Kapuciski asserts that it is erroneous to assume that all nations wronged by history (and the Pole in him adds, “they are in the majority”) necessarily live in constant contemplation of revolution. They do not. “Every revolution is a drama, and humanity instinctively avoids dramatic situations.” Iran, however, was different. There, the nature of the despot and of the despotism made for drama. “In every revolution,” he observes, “a movement grapples with a structure.” The structure was what he calls “the theatre of the Shah,” with the ruler as the self-absorbed director mounting the play of “The Great Civilization,” with himself perpetually on front stage, backed by a huge cast of largely inanimate extras—courtiers, generals, policemen, lackeys. The movement, which he did not even deign to notice until it was too late, was the traditional faith of his people, quickened to flash point by his regime’s excesses, and taking its bearings from mosque and mullah.

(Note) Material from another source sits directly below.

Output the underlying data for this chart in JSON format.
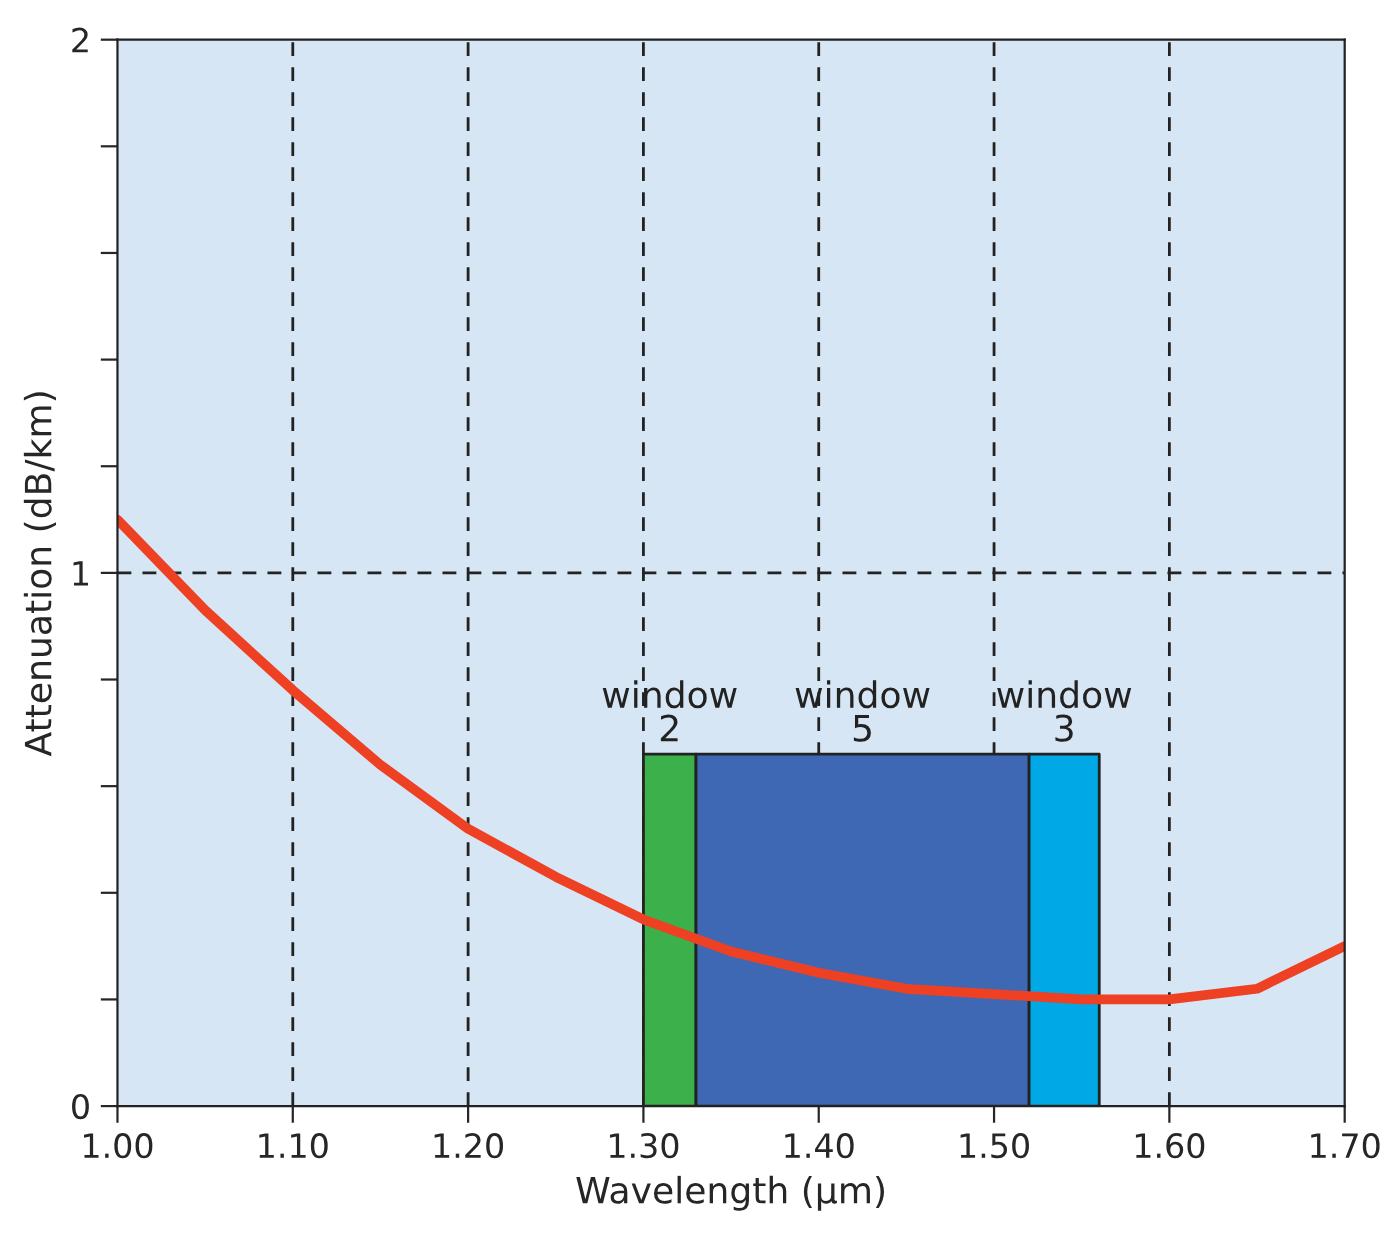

A student of dictatorships and state-sponsored violence in the Third World, Kapuciski provides his readers with a coherent account of the inner workings of revolution in Iran in a form which few other scholars, experts, or observers have attempted. In that sense, Shah of Shahs is likely to outlive much of the ephemeral literature evoked by the events of 1978-1979. Yet behind the penetrating analysis, the brilliant impressionistic brushstrokes which convey so much to the stay-at-home reader, there is a profound pessimism, a product not merely of his stay in Iran but also of his years of firsthand acquaintance with the Third World. As he watched the new order replace the old, Kapuciski mused that “one thing was invariable, indestructible, and—I dread saying it—eternal: the helplessness.” Drawing to the end of his stay in Tehran, he visits a carpet-seller whom he knows in his shop in Firdausi Avenue. As his eyes run over the sumptuously decorated surfaces, the merchant tells him:You must remember . . . that what has made it possible for the Persians to remain themselves over two and a half millennia . . . is our spiritual, not our material, strength—our poetry, and not our technology; our religion, and not our factories. What have we given to the world? We have given poetry, the miniature, and carpets. As you can see, these are all useless things from the productive viewpoint. But it is through such things that we have expressed our true selves.